First the slanting rays of the sun struck fire from high yellow crags, then the fire faded and the sky glowed an opal-blue; then, through dark blues and purples the heavens turned to black above them and all the stars came out. Thousands of frogs made the cañon resound with their throaty songs and strange animals crashed through the brush at their approach, but still Hooker stayed in the saddle and Gracia followed on behind.
If she had thought in her dreams of an easier journey she made no comment now and, outside of stopping to cinch up her saddle, Bud seemed hardly to know she was there. The trail was not going to suit him—it edged off too far to the south—and yet, in the tropical darkness, he could not search out new ways to go.

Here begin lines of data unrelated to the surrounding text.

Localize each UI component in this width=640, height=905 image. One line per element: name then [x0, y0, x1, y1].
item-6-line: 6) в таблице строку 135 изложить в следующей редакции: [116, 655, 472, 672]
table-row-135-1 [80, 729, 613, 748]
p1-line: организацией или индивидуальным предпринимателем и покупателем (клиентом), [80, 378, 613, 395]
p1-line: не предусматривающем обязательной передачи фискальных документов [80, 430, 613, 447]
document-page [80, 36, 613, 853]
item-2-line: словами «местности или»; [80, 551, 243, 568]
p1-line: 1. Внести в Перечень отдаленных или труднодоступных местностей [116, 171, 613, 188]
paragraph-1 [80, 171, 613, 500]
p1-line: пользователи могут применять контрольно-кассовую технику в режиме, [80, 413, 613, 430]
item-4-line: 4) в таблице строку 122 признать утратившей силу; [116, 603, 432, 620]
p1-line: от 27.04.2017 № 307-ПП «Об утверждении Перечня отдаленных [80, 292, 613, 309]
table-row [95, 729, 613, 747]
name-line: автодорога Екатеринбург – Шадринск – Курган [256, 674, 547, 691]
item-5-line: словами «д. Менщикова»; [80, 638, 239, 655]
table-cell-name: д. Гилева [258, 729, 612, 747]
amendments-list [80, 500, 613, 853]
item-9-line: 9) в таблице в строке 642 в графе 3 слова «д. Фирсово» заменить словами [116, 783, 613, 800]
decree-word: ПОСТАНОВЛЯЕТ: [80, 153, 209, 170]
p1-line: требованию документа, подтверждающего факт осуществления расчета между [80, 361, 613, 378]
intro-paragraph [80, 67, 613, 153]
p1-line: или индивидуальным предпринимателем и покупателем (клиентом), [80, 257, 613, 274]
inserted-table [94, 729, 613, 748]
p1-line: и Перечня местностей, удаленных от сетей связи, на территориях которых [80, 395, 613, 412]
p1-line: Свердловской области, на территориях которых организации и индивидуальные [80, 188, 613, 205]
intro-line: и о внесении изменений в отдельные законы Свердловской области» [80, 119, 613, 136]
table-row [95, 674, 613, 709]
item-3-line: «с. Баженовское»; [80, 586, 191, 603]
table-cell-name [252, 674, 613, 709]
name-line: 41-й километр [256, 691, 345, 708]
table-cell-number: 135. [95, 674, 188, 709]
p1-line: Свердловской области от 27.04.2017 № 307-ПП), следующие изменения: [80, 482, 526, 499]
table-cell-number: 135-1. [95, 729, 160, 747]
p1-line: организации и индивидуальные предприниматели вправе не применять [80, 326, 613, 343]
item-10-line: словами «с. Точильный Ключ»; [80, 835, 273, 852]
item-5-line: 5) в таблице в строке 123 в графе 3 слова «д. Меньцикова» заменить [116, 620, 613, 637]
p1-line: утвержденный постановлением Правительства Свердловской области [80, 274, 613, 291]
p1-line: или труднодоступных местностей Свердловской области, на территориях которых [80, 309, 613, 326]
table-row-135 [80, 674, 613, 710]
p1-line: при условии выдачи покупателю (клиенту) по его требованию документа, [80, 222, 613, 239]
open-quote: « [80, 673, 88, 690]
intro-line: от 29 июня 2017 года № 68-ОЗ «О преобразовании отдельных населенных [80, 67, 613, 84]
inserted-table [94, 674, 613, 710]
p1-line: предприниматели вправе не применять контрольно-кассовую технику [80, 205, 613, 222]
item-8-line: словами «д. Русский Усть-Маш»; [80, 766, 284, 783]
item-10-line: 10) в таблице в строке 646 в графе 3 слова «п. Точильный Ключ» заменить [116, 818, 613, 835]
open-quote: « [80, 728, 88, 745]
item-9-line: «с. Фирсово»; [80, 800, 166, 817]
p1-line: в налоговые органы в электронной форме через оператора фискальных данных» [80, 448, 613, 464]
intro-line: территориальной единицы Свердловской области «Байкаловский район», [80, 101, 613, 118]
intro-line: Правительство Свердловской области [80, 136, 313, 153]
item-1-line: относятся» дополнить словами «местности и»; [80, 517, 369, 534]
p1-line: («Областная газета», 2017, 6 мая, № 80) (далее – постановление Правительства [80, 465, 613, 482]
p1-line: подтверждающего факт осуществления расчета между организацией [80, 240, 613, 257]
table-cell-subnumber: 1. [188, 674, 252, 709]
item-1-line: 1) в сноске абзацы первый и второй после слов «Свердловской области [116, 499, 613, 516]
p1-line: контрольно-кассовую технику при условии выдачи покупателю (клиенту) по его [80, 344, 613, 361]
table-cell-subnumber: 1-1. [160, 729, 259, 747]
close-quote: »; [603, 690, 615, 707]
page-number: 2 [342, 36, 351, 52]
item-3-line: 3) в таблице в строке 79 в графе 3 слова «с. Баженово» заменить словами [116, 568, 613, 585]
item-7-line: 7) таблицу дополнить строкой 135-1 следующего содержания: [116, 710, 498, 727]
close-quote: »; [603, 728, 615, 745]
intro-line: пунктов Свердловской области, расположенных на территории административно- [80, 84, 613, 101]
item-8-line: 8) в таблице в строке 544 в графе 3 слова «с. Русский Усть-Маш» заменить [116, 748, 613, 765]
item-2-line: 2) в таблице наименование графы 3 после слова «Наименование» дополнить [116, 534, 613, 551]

At each fork he paused to light a match, and whichever way the mule-tracks went he went also, for pack-mules would take the main trail. For two hours and more they followed on down the stream and then Hooker stopped his horse.
"You might as well get down and rest a while," he said quietly. "This trail is no good—it's taking us south. We'll let our horses feed until the moon comes up and I'll try to work north by landmarks."
"Oh—are we lost?" gasped Gracia, dropping stiffly to the ground. "But of course we are," she added. "I've been thinking so for some time."
"Oh, that's all right," observed Hooker philosophically; "I don't mind being lost as long as I know where I'm at. We'll ride back until we get out of this dark cañon and then I'll lay a line due north."
They sat for a time in the darkness while their horses champed at the rich grass and then, unable to keep down her nerves, Gracia declared for a start. A vision of angry pursuers rose up in her mind—of Manuel del Rey and his keen-eyed rurales, hot upon their trail—and it would not let her rest.
Nor was the vision entirely the result of nervous imagination, for they had lost half the advantage of their start, as Hooker well knew, and if he made one more false move he would find himself called on to fight. As they rode back through the black cañon he asked himself for the hundredth time how it had all happened—why, at a single glance from her, he had gone against his better judgment and plunged himself into this tangle. And then, finally, what was he going to do about it?
Alone, he would have taken to the mountains with a fine disregard for trails, turning into whichever served his purpose best and following the lay of the land. Even with her in his care it would be best to do that yet, for there would be trailers on their track at sun-up, and it was either ride or fight.
Free at last from the pent-in cañon, they halted at the forks, while Bud looked out the land by moonlight. Dim and ghostly, the square-topped peaks and buttes rose all about him, huge and impassable except for the winding trails. He turned up a valley between two ridges, spurring his horse into a fast walk.